Por Valério Arcary, Colunista do Esquerda Online
Muita gente inteligente e honesta acredita que a luta política é uma luta de ideias. Só que não é tão simples. A luta política é uma luta que gira em torno de interesses sociais e pessoais. Nem sempre nesta ordem, claro. As ideias são somente o vocabulário das análises, plataformas, programas e propostas. Os que lutam por ideias e acreditam, sinceramente, em seu desprendimento são considerados idealistas. E o são.
Mas não no bom sentido. Não no sentido de altruísmo.
Porque imaginam, ingenuamente, que suas argumentações merecem ser consideradas desconectadas da terrível pressão do meio em que estão inseridos. São idealistas somente porque idealizam a realidade, ou seja, os outros e, em primeiro lugar, a si mesmos.
O tema das ideologias me parece importante quando a argumentação liberal insiste em repetir que só há uma boa solução técnica para cada problema. O futuro da Previdência pública, por exemplo.
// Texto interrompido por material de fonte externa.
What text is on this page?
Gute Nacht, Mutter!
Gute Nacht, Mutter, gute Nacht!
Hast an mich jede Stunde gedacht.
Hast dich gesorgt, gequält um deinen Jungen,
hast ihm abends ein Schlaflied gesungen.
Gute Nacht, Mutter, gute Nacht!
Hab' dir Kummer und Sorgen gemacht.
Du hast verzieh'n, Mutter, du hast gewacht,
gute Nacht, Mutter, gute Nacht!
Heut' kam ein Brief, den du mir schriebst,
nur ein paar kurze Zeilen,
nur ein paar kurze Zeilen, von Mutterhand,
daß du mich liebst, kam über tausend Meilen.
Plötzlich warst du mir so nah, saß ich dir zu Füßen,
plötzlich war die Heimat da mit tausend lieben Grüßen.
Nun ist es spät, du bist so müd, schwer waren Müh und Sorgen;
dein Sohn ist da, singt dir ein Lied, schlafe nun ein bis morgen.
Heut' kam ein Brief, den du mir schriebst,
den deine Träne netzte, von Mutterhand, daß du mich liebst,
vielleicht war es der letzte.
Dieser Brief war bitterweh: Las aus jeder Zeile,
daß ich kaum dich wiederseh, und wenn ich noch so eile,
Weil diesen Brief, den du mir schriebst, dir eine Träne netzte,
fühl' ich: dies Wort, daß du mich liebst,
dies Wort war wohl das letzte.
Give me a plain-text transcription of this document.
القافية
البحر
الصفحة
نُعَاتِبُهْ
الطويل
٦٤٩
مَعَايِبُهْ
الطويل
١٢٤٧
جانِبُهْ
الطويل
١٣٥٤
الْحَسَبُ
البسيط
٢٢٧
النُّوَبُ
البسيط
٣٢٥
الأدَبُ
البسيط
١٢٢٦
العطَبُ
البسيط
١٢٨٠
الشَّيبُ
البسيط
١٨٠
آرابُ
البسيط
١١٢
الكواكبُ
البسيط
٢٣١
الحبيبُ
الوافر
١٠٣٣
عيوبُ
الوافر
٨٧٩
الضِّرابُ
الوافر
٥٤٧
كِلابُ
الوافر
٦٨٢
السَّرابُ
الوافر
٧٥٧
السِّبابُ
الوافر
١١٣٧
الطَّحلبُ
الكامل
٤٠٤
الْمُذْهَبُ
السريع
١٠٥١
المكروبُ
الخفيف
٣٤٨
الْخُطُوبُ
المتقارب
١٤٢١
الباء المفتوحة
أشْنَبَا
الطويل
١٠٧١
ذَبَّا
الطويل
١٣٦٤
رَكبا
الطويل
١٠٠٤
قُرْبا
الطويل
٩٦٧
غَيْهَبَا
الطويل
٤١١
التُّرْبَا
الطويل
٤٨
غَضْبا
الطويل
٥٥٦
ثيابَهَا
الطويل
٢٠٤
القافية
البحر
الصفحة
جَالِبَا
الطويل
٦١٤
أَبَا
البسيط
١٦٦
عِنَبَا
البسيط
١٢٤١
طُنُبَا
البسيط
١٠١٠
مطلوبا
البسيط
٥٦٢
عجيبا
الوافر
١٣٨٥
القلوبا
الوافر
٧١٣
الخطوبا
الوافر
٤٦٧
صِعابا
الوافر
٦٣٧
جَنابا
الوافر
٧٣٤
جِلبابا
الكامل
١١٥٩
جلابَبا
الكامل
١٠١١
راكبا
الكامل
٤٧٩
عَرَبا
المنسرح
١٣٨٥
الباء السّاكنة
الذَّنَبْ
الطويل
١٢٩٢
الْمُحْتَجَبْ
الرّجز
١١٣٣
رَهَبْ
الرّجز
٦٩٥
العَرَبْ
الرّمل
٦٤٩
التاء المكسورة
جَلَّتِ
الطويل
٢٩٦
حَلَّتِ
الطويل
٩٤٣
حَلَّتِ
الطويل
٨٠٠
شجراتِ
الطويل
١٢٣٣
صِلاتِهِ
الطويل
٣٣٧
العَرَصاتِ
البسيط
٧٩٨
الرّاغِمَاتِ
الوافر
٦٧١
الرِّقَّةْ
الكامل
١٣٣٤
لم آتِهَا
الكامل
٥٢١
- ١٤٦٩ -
Isso é uma simplificação infantil. Há sempre alternativas. Cada uma com seus custos e benefícios. Fazemos escolhas o tempo todo. Aceitamos algumas perdas para garantir ganhos. Fazemos cálculos. Sempre há diferentes soluções para cada problema.
Entramos aqui em um terreno delicado e até minado da discussão sobre o conceito de ideologia em Marx. Talvez o melhor caminho seja tentar colocar o foco em uma perspectiva histórica. A segunda geração marxista desconhecia a Ideologia Alemã, que permaneceu inédito até 1920: assim Plekanov, Lênin, Trotsky, Gramsci, entre outros, não conheciam, pelo menos nas suas obras iniciais, o sentido mais crítico que Marx atribuía ao conceito.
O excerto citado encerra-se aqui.